The biggest scene in the movie is set in Jack Rabbit Slim’s, a nightclub that Vincent calls “a wax museum with a pulse.” Here we finally get to see some colorful production design. The scene also plays up the artificiality of Pulp Fiction; the extras all come across like movie extras, not like real people out for a night on the town. They seem every bit as “dressed up” as the faux-actors (yes) portraying Marilyn Monroe, Zorro and Ed Sullivan. One clever joke has Steve Buscemi – Mr. Pink from Reservoir Dogs– turning up as a Buddy Holly-styled waiter. Why? Because Mr. Pink bitched about waitresses in Reservoir Dogs. The whole movie, from start to finish, is a meta-commentary on other movies, including Tarantino’s own.
The drab production design, flat lighting and understated photography (lots of widescreen interior shots) heighten the unreality of the film and emphasize the true action, which is the dialogue. As Tarantino recently said, he’s paying actors to show up and say his lines – he does not encourage improv. Pulp Fictionis a dialogue-delivery device – every motherfucker stands out, every FUCK is underlined, bold-faced and in all-caps. And really, this is some of the best dialogue ever written. I haven’t sat through this long, meandering, sometimes stilted and unnecessarily padded, crime epic in probably 20 years – start to finish, anyway – but I can still quote right along with whole scenes. There is a poetry to Tarantino’s dialogue, a flow, a rhythm, that makes it easy to memorize.
The interesting thing is that Tarantino managed to grow as a director from here, even though his scripts produced less memorable dialogue. I can’t recall a single line fromOnce Upon a Time in Hollywood, but that film is better-directed than Pulp Fiction, and is much more visually impressive. Same goes for Inglourious Basterds– I can’t quote it word-for-word, but Tarantino directed the shit out of that movie. For the first time this year, I fully expect him to win Best Director IN ADDITION to having a lock on Best Original Screenplay. He’s gotten that good.

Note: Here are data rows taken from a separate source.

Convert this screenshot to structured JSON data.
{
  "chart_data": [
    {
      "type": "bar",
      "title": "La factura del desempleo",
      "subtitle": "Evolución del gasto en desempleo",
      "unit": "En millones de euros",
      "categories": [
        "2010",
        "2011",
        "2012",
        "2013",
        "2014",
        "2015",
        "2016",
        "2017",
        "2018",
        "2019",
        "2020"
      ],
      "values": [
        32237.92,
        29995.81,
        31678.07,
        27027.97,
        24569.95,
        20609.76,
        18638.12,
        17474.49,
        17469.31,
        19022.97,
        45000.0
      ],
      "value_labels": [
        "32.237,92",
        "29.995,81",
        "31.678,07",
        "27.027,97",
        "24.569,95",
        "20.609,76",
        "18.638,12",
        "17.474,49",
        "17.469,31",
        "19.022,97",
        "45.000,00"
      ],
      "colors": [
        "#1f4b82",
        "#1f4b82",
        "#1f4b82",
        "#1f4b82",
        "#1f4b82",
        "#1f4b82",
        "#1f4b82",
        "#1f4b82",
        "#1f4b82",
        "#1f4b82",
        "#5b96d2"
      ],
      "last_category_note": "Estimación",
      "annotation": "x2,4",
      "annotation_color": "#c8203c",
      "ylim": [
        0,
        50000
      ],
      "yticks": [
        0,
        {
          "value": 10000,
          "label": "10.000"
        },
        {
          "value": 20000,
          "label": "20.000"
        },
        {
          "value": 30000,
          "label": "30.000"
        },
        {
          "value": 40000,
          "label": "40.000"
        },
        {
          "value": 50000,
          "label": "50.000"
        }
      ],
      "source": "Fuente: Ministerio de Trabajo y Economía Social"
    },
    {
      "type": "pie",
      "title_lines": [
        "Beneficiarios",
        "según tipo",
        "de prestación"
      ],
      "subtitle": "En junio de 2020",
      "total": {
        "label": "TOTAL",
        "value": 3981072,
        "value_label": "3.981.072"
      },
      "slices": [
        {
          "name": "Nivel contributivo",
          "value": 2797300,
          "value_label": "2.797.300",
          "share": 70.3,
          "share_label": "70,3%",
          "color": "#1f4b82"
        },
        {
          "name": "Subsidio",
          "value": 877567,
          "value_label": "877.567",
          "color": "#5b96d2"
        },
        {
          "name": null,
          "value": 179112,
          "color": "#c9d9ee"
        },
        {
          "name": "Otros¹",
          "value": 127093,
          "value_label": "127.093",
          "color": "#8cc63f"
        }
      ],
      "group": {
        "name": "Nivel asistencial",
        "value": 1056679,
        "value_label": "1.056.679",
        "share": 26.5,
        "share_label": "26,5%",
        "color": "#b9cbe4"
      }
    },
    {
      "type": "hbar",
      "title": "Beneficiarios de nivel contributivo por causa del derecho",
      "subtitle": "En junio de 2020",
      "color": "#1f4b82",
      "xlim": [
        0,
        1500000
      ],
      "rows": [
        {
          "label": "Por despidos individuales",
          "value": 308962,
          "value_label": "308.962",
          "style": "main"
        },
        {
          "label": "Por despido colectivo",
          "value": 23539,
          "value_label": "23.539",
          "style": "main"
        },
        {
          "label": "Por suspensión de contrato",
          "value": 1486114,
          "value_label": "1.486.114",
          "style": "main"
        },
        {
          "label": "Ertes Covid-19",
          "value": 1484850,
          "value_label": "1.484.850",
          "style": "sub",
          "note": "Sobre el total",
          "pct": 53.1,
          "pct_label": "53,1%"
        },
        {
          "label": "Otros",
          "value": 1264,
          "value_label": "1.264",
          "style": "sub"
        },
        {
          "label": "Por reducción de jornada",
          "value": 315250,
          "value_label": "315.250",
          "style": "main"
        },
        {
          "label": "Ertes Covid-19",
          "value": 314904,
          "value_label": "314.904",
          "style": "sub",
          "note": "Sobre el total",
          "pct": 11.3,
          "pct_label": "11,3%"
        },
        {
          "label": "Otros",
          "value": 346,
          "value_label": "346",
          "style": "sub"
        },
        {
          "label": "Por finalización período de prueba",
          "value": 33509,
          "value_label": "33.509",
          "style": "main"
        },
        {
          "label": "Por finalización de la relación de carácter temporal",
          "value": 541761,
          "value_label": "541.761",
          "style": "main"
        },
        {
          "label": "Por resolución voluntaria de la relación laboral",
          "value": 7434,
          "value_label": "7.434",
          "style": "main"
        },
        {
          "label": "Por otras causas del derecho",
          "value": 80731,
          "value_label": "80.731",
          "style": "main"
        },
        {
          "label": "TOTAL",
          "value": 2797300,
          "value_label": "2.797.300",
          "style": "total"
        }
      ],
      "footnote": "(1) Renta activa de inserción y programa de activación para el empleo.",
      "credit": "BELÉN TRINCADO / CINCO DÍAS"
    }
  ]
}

As for Pulp Fiction… it’s not my favorite film. As I say, it’s long, and in love with its own voice. Everybody in 1994 portrayed it as this ultra-violent, Scorsese-level gangster picture, but the truth is, it’s sweet and nostalgic and just a teensy bit immature, a teenager dropping F-bombs and N-words hoping to get attention. I still like it – the acting is sublime, and the structure of Tarantino’s script is still a neat time-traveling trick. I just think it was telling us all along that Tarantino was meant to direct bigger, better things, and he is indeed doing so.